Each of x, y, and z is a real number that satisfies this system of equations:

• 1/x+y+z=3
• x+1/y+z=3
• x+y+1/z=3

Determine all possible solutions to the above system of equations.

__Note__: Adapted from a problem that appeared on 2017 El Salvador Math Olympiad.

I will start by taking the difference of the first two equations.

Then x-1/x = y-1/y. There are two easy to spot solutions by inspection: x=y and x=-1/y.

These will be the only solutions: Notice that by multiplying through by x the equation becomes quadratic in x, so will have two solutions. And we already have two solutions.

The same process applies to the second and third equations: we have either y=z or y=-1/z.
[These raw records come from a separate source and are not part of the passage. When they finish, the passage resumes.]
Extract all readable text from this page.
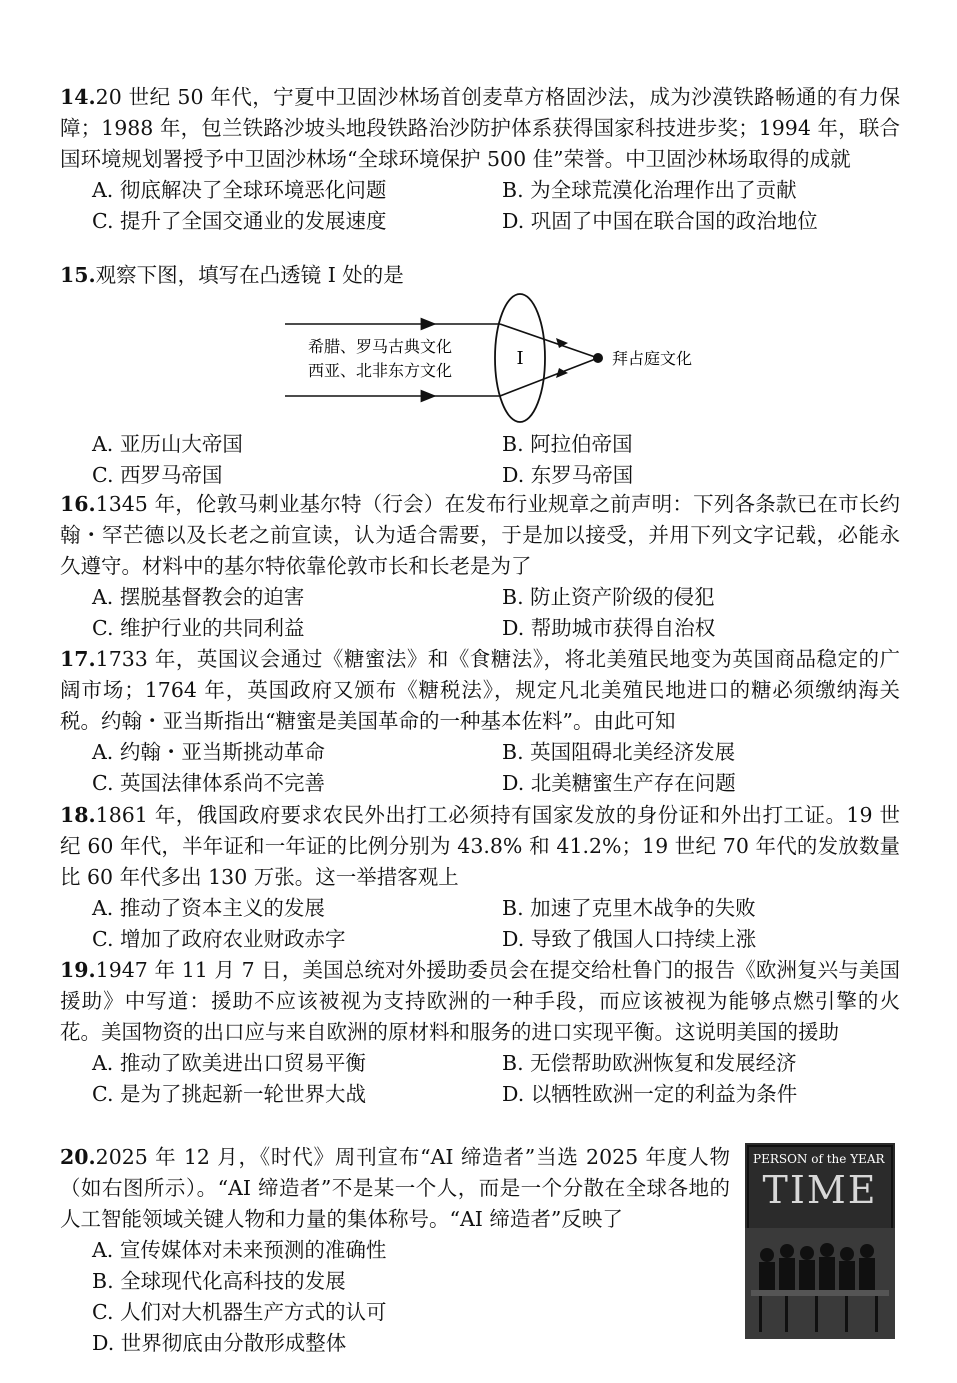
14.20 世纪 50 年代，宁夏中卫固沙林场首创麦草方格固沙法，成为沙漠铁路畅通的有力保障；1988 年，包兰铁路沙坡头地段铁路治沙防护体系获得国家科技进步奖；1994 年，联合国环境规划署授予中卫固沙林场“全球环境保护 500 佳”荣誉。中卫固沙林场取得的成就

A. 彻底解决了全球环境恶化问题	B. 为全球荒漠化治理作出了贡献
C. 提升了全国交通业的发展速度	D. 巩固了中国在联合国的政治地位

15.观察下图，填写在凸透镜 I 处的是

希腊、罗马古典文化
西亚、北非东方文化
I	拜占庭文化
A. 亚历山大帝国	B. 阿拉伯帝国
C. 西罗马帝国	D. 东罗马帝国

16.1345 年，伦敦马刺业基尔特（行会）在发布行业规章之前声明：下列各条款已在市长约翰・罕芒德以及长老之前宣读，认为适合需要，于是加以接受，并用下列文字记载，必能永久遵守。材料中的基尔特依靠伦敦市长和长老是为了

A. 摆脱基督教会的迫害	B. 防止资产阶级的侵犯
C. 维护行业的共同利益	D. 帮助城市获得自治权

17.1733 年，英国议会通过《糖蜜法》和《食糖法》，将北美殖民地变为英国商品稳定的广阔市场；1764 年，英国政府又颁布《糖税法》，规定凡北美殖民地进口的糖必须缴纳海关税。约翰・亚当斯指出“糖蜜是美国革命的一种基本佐料”。由此可知

A. 约翰・亚当斯挑动革命	B. 英国阻碍北美经济发展
C. 英国法律体系尚不完善	D. 北美糖蜜生产存在问题

18.1861 年，俄国政府要求农民外出打工必须持有国家发放的身份证和外出打工证。19 世纪 60 年代，半年证和一年证的比例分别为 43.8% 和 41.2%；19 世纪 70 年代的发放数量比 60 年代多出 130 万张。这一举措客观上

A. 推动了资本主义的发展	B. 加速了克里木战争的失败
C. 增加了政府农业财政赤字	D. 导致了俄国人口持续上涨

19.1947 年 11 月 7 日，美国总统对外援助委员会在提交给杜鲁门的报告《欧洲复兴与美国援助》中写道：援助不应该被视为支持欧洲的一种手段，而应该被视为能够点燃引擎的火花。美国物资的出口应与来自欧洲的原材料和服务的进口实现平衡。这说明美国的援助

A. 推动了欧美进出口贸易平衡	B. 无偿帮助欧洲恢复和发展经济
C. 是为了挑起新一轮世界大战	D. 以牺牲欧洲一定的利益为条件

20.2025 年 12 月，《时代》周刊宣布“AI 缔造者”当选 2025 年度人物（如右图所示）。“AI 缔造者”不是某一个人，而是一个分散在全球各地的人工智能领域关键人物和力量的集体称号。“AI 缔造者”反映了

A. 宣传媒体对未来预测的准确性
B. 全球现代化高科技的发展
C. 人们对大机器生产方式的认可
D. 世界彻底由分散形成整体
PERSON of the YEAR
TIME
So fixing x, we can use the relationships formed earlier to create (x,y,z) = (x,x,x) or (x,x,-1/x) or (x,-1/x,-1/x), or (x,-1/x,x).
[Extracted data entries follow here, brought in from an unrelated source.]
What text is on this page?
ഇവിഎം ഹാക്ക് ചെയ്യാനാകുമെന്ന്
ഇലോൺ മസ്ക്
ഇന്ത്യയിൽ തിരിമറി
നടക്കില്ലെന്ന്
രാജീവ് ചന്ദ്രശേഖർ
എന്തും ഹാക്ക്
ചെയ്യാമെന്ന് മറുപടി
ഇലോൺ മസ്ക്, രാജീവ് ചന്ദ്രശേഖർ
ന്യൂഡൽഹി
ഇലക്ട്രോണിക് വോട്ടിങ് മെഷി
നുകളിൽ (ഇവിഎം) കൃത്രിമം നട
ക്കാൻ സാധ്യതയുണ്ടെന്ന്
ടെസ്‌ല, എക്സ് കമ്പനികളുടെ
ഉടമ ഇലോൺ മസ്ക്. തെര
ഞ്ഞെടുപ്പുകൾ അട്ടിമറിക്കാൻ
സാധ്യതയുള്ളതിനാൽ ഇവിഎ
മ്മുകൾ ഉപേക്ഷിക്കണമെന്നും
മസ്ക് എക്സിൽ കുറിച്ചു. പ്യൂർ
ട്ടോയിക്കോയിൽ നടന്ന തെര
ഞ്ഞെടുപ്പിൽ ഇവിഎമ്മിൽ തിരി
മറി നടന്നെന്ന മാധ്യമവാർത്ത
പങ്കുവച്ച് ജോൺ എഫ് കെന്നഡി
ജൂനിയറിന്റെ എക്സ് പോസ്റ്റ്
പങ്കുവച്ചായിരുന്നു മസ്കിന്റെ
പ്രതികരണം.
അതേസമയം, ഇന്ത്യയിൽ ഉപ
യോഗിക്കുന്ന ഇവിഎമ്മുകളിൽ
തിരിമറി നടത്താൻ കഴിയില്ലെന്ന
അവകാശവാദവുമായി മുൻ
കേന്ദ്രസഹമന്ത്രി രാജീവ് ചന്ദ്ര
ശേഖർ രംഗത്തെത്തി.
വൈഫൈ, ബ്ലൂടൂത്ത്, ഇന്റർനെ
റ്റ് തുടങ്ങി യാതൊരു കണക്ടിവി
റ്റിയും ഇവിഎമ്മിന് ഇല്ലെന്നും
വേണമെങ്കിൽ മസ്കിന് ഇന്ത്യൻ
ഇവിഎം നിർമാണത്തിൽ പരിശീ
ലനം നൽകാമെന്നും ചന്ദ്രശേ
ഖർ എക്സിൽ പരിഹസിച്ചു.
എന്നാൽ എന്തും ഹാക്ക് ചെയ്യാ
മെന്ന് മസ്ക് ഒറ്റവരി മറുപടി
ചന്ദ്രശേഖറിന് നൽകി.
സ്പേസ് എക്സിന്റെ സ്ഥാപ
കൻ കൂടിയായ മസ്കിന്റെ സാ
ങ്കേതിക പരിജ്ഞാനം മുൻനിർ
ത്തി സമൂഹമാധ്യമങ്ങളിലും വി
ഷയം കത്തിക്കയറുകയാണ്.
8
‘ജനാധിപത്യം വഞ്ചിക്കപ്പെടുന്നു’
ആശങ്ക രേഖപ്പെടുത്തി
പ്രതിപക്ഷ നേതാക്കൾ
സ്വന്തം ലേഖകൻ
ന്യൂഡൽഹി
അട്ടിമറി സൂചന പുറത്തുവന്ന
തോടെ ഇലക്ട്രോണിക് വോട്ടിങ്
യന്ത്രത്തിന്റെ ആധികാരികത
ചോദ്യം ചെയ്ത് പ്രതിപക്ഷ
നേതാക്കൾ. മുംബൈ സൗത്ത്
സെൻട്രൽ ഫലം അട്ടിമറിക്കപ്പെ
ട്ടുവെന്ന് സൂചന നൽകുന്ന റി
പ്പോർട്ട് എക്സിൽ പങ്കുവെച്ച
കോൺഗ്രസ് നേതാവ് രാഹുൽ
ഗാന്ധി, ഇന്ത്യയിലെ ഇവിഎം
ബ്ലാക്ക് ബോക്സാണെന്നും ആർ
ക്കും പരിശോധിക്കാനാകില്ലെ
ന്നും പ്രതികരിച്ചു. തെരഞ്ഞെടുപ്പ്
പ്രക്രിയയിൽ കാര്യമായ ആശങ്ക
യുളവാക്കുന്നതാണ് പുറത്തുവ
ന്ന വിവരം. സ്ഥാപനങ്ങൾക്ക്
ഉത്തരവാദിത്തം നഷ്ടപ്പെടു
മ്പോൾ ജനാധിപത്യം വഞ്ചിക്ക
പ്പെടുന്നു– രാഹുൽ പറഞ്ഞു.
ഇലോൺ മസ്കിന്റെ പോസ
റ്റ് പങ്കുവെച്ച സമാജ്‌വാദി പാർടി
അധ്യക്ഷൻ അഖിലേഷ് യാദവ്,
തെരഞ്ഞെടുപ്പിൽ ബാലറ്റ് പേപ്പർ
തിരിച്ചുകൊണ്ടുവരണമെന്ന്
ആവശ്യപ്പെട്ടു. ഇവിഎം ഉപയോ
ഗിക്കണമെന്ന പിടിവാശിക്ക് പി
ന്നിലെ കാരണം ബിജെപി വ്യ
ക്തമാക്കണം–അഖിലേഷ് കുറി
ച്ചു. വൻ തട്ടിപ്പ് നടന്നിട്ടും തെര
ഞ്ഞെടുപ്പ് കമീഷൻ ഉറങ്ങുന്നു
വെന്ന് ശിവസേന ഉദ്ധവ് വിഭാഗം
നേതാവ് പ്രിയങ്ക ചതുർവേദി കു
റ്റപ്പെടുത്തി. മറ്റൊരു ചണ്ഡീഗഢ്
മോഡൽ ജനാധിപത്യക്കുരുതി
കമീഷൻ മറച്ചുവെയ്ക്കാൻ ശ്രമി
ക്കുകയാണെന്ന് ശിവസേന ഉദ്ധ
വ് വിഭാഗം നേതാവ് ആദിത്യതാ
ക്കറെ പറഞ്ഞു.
Now all we need to do is plug each of these into one of the original equations. I will use the first equation.

Case 1 (x,y,z) = (x,x,x)

1/x+x+x=3 simplifies to 2x^2-3x+1=0 which has roots x=1 and x=1/2. Then (x,y,z)=(1,1,1) or (1/2,1/2,1/2)

Case 2 (x,y,z) = (x,x,-1/x)

1/x+x-1/x=3 simplifies to x=3. Then (x,y,z)=(3,3,-1/3)

Case 3 (x,y,z) = (x,-1/x,-1/x)

1/x-1/x-1/x=3 simplifies to x=-1/3. Then (x,y,z)=(-1/3,3,3)

Case 4 (x,y,z) = (x,-1/x,x)

1/x-1/x+x=3 simplifies to x=3. Then (x,y,z)=(3,-1/3,3)

The set of all solutions to the given system of equations is (x,y,z)={(1,1,1), (1/2,1/2,1/2), (3,3,-1/3), (3,-1/3,3), (-1/3,3,3)}.